23 outubro 2009

Esta noite li-me como uma estranha. Soava-me a mim parecendo tão negra.
Zangada, distante dos sorrisos que me constroem, dos quadros, mesmo que fantasiosos, com que me ilustrava, saudosa da neblina que o mar emana e das planicies que sei verdes, reticente em me refazer falsamente ou ainda esboçar raios de luz, preencho-me em memórias do que hei-de ver. Lembro-me das imagens que me precedem, recordo sons quentes, calmantes e a não necessidade de palavras.
Tenho tão presente em equações as horas em que me transformo, ambulante.
Construo o meu amanhã, num raciocinio consciente, vislumbro o meu exemplo nos actos migratórios de seres que mais sabem de mim.
Chorar faz-me bem, não é um soltar de lágrimas piedosas, é um sopro de sentido, alivio cheio de sentimento. Nestes tempos tenho chorado por musicas que ouço, por memórias e silencio, por mais cheia que egoista, arrecado o meu espaço ermo, em palavras alexitémicas intransigentes, com que me esconde do mundo.
Este meu espaço tem sido o meu companheiro de pensamento, revejo-o em conflito, tão certa do meu desnorteio. Sem inicio, sem fim, com a sensação de um compasso entre dois tempos por demais importantes para me adormecer.

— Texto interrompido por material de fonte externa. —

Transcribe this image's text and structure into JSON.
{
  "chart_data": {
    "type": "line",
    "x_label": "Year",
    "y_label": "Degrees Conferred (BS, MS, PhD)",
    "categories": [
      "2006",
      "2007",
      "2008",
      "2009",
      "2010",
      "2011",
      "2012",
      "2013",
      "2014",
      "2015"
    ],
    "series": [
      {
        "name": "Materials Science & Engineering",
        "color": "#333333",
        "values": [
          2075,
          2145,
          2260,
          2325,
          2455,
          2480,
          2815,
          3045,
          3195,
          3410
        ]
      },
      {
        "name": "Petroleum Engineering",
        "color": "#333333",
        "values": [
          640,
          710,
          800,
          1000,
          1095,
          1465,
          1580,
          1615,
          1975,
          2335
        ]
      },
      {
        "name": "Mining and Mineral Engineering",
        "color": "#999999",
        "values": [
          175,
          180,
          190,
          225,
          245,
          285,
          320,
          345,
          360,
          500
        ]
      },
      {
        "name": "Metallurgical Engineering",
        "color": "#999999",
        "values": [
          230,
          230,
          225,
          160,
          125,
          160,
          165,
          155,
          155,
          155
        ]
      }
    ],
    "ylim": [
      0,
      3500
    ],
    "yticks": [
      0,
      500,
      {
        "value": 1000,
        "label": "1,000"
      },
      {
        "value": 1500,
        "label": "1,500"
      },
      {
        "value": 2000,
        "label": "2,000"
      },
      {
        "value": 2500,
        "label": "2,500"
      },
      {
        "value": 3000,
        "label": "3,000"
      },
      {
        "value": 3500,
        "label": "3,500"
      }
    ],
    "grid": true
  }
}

Desconfio da coerência de raciocínios e da fluidez de sentires. O meu silencio é sentido e as palavras remoinhos.
Há um grito enorme cá dentro que sei ter de soltar, não quero esta angustia, não quero tanta coisa que me encerra agora. O meu egoismo levou-me a julgar merecer o equivalente ao meu sonho, em gestos concebo a fraqueza de os não saber alcançar, mesmo sabendo. Aprendo, todos os dias, calando a certeza que a dor nos engrandece, sinto elevar-me de um vale adormecido, de um passado julgado esquecido que agora percebo o tanto que me arrebatou. Quero as minhas raizes ancestrais, quero a essência de mim, protagonista do meu presente. Está aqui, sinto-a cá dentro, sinto-a presente nos momentos comigo, rasguei-a, menti-lhe confiando-lhe condicionantes, descrédito e medos.

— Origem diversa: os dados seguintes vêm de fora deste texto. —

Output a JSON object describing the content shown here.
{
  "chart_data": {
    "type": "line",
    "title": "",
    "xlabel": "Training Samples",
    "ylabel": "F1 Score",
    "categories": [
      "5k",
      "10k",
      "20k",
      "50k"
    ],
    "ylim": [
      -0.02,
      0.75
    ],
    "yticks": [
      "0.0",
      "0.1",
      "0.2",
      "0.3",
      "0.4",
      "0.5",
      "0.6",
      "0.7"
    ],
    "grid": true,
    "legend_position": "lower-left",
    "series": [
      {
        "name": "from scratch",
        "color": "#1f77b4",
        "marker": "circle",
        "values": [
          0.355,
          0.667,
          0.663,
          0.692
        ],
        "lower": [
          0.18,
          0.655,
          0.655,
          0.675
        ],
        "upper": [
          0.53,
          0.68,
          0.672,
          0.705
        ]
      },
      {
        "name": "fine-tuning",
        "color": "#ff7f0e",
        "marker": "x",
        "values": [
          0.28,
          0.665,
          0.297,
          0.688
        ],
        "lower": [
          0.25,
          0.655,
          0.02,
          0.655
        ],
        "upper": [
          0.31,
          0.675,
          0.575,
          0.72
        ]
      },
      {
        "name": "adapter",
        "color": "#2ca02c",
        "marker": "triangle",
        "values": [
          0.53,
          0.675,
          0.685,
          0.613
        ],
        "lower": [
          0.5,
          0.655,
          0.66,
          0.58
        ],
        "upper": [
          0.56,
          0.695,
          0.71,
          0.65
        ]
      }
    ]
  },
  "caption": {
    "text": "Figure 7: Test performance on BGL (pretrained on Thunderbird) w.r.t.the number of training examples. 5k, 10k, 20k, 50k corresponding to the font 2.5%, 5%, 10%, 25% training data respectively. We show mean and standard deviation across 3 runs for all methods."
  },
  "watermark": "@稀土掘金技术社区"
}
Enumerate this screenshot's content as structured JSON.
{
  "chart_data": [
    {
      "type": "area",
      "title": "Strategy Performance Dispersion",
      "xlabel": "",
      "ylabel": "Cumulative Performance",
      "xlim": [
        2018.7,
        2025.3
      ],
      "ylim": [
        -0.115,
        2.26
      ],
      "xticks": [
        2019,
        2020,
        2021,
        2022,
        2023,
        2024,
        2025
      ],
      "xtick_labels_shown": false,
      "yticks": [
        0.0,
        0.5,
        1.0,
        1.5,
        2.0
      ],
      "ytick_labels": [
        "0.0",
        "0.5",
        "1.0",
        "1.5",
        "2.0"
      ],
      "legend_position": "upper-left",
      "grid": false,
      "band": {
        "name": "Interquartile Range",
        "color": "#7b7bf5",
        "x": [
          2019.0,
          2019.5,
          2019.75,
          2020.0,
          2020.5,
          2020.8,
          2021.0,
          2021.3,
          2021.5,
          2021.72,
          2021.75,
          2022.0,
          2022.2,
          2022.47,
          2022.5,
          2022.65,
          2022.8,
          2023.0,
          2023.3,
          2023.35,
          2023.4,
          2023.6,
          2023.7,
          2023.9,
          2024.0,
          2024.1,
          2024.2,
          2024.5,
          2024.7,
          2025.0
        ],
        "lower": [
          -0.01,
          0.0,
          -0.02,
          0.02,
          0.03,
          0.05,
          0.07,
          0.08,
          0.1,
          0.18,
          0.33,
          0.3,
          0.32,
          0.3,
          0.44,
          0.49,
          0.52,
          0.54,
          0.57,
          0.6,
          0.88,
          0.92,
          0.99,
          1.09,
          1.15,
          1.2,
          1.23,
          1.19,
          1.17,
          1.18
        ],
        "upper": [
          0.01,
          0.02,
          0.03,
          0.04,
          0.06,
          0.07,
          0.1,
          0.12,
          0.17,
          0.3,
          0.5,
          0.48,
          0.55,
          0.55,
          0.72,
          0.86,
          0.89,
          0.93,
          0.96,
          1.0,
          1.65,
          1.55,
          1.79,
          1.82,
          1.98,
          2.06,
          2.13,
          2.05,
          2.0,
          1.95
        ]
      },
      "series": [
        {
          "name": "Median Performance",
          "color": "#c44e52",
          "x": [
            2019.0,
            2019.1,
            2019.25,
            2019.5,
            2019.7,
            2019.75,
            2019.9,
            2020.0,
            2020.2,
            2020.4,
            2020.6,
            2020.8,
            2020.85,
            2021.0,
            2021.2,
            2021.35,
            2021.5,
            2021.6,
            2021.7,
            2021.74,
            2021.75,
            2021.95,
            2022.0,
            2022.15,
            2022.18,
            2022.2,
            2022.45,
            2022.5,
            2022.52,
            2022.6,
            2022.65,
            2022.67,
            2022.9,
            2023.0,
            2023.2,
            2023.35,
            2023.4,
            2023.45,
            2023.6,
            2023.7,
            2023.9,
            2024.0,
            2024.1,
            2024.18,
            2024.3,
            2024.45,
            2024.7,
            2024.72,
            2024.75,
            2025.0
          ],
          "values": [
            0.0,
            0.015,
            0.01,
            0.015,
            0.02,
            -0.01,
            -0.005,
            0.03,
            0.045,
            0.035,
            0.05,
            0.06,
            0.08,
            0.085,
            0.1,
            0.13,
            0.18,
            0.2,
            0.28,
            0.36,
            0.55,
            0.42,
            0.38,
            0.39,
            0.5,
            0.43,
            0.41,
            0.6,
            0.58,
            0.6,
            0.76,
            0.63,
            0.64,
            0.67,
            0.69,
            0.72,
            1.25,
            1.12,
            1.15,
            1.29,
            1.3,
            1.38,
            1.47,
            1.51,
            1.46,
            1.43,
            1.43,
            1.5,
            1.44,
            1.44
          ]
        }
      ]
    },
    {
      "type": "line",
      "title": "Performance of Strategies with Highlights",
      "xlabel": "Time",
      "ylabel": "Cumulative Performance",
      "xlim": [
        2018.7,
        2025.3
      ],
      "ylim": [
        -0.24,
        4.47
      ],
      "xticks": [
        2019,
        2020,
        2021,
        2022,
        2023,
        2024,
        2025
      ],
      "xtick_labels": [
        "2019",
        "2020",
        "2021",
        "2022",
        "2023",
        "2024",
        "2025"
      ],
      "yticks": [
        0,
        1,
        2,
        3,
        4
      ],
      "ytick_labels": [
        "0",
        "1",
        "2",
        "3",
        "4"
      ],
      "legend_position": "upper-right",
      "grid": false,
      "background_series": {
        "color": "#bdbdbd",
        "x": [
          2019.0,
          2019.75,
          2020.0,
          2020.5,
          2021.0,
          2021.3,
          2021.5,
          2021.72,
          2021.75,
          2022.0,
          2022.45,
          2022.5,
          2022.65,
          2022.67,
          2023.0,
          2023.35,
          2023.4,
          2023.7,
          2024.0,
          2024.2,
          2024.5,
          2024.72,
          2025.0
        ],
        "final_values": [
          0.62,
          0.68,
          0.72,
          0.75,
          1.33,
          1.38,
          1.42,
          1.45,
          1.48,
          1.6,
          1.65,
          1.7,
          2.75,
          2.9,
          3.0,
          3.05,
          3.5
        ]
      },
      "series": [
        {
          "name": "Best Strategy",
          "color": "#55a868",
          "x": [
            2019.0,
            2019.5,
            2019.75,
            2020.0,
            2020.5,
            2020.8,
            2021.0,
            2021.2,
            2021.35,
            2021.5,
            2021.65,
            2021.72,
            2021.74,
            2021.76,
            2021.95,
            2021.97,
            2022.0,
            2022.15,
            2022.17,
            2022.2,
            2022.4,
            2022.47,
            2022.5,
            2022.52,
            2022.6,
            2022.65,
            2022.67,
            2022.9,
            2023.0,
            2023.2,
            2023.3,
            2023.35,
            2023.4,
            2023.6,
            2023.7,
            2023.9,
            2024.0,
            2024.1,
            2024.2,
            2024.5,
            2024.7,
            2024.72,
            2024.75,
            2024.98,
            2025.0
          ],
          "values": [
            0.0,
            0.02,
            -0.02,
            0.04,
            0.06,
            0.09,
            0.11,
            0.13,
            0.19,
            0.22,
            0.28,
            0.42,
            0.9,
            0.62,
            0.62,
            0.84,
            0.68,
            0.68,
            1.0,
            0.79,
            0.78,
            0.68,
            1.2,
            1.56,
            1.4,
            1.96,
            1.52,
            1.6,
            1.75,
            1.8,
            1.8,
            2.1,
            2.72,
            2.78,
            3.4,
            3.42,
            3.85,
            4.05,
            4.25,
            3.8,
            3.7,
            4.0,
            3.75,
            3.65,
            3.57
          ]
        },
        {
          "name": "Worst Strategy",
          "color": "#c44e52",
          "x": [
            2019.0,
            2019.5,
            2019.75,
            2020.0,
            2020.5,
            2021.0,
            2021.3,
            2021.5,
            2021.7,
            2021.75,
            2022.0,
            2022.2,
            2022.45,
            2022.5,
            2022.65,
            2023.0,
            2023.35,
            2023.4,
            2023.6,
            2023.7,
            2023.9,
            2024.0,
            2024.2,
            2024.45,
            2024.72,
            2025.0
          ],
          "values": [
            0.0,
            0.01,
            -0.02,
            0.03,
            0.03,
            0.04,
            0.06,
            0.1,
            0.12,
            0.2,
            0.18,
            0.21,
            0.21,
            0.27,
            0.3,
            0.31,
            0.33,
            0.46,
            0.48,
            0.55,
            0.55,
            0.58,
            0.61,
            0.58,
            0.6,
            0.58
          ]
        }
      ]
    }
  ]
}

Ontem, cheguei a julgar-me incapaz, duvidei da minha inteligencia, da minha capacidade de lutas que travo comigo.
Quem me julgo eu para duvidar de mim, sendo eu própria culpada do meu descrédito?
Quem me julgo eu, nas palavras que não me pertencem, nos sentidos esquecidos e na distancia que passivamente adoptei ?

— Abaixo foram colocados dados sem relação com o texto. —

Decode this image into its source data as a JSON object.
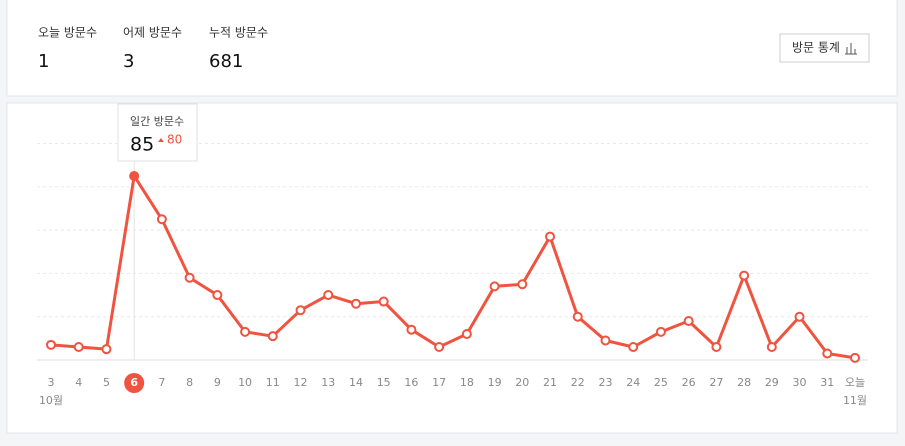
{
  "stats": [
    {
      "label": "오늘 방문수",
      "value": 1
    },
    {
      "label": "어제 방문수",
      "value": 3
    },
    {
      "label": "누적 방문수",
      "value": 681
    }
  ],
  "button": "방문 통계",
  "chart_data": {
    "type": "line",
    "categories": [
      "3",
      "4",
      "5",
      "6",
      "7",
      "8",
      "9",
      "10",
      "11",
      "12",
      "13",
      "14",
      "15",
      "16",
      "17",
      "18",
      "19",
      "20",
      "21",
      "22",
      "23",
      "24",
      "25",
      "26",
      "27",
      "28",
      "29",
      "30",
      "31",
      "오늘"
    ],
    "month_labels": [
      "10월",
      null,
      null,
      null,
      null,
      null,
      null,
      null,
      null,
      null,
      null,
      null,
      null,
      null,
      null,
      null,
      null,
      null,
      null,
      null,
      null,
      null,
      null,
      null,
      null,
      null,
      null,
      null,
      null,
      "11월"
    ],
    "series": [
      {
        "name": "일간 방문수",
        "color": "#f0533f",
        "values": [
          7,
          6,
          5,
          85,
          65,
          38,
          30,
          13,
          11,
          23,
          30,
          26,
          27,
          14,
          6,
          12,
          34,
          35,
          57,
          20,
          9,
          6,
          13,
          18,
          6,
          39,
          6,
          20,
          3,
          1
        ]
      }
    ],
    "ylim": [
      0,
      100
    ],
    "yticks": [
      0,
      20,
      40,
      60,
      80,
      100
    ],
    "grid": true,
    "highlight_index": 3,
    "tooltip": {
      "title": "일간 방문수",
      "change": 80
    }
  }
}
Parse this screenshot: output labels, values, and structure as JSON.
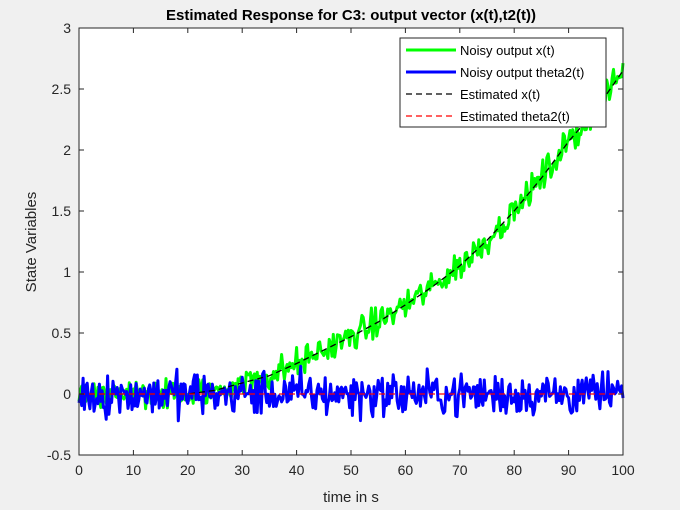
{
  "chart_data": {
    "type": "line",
    "title": "Estimated Response for C3: output vector (x(t),t2(t))",
    "xlabel": "time in s",
    "ylabel": "State Variables",
    "xlim": [
      0,
      100
    ],
    "ylim": [
      -0.5,
      3
    ],
    "xticks": [
      0,
      10,
      20,
      30,
      40,
      50,
      60,
      70,
      80,
      90,
      100
    ],
    "yticks": [
      -0.5,
      0,
      0.5,
      1,
      1.5,
      2,
      2.5,
      3
    ],
    "grid": false,
    "legend_position": "top-right",
    "series": [
      {
        "name": "Noisy output x(t)",
        "color": "#00ff00",
        "style": "solid",
        "noise_sd": 0.06,
        "x": [
          0,
          10,
          20,
          25,
          30,
          35,
          40,
          45,
          50,
          55,
          60,
          65,
          70,
          75,
          80,
          85,
          90,
          95,
          100
        ],
        "y": [
          0,
          0,
          0,
          0.03,
          0.09,
          0.15,
          0.25,
          0.36,
          0.47,
          0.59,
          0.73,
          0.88,
          1.05,
          1.26,
          1.5,
          1.77,
          2.07,
          2.33,
          2.65
        ]
      },
      {
        "name": "Noisy output theta2(t)",
        "color": "#0000ff",
        "style": "solid",
        "noise_sd": 0.09,
        "x": [
          0,
          100
        ],
        "y": [
          0,
          0
        ]
      },
      {
        "name": "Estimated x(t)",
        "color": "#000000",
        "style": "dashed",
        "x": [
          0,
          10,
          20,
          25,
          30,
          35,
          40,
          45,
          50,
          55,
          60,
          65,
          70,
          75,
          80,
          85,
          90,
          95,
          100
        ],
        "y": [
          0,
          0,
          0,
          0.03,
          0.09,
          0.15,
          0.25,
          0.36,
          0.47,
          0.59,
          0.73,
          0.88,
          1.05,
          1.26,
          1.5,
          1.77,
          2.07,
          2.33,
          2.65
        ]
      },
      {
        "name": "Estimated theta2(t)",
        "color": "#ff0000",
        "style": "dashed",
        "x": [
          0,
          100
        ],
        "y": [
          0,
          0
        ]
      }
    ]
  }
}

Sou eu quem me enfraquece, sou eu que se esquece de mim.
E, porém, sabedora em caminhos e sentidos, do incomportavel alcance de assim ser.
Assistem-me os meus passos, cada horizonte, cada poente e nascente do meu dia, o direito de sentir, sem julgar, sem me ofender, assiste-me a obrigação de aprender, de me encontrar, seja onde for.
Não me vejo arquitectada, não me imagino no final de um dia, igual aos outros todos, não me imagino sem sonhar, sem conhecer, sem viajar, sem amar depois de saber que sinto, não me quero albergada numa vivência enquadrada, por mais "correcta" que seja.
Ontem, rodeada de um molho de gente gritante, aos quadradinhos, limpinha e em coro, olhei as minhas botas enlameadas, o meu cabelo desgrenhado, as pernas cruzadas e uma vontade de chocar.. E gostei tanto de mim.
Gostei de me lembrar da D Lucia, da força da admiração mutua, da vontade expressada e marcada, gostei de me embrenhar nas pedreiras castanhas da serra, do carinho que me envolve de gente simples e plena. Gostei de não perceber nada de matemática, de não dormir a pensar nisso, de me sentir sozinha por significar estar verdadeira, gostei de, em vez de esconder, perceber o privilegio desta minha forma de sentir que não sabia haver em mim. Doi de verdade, mas é minha. Viva.
Não tenho espaço de aceitação. Não sou de trato facil. Sou apenas a vontade de caminhar.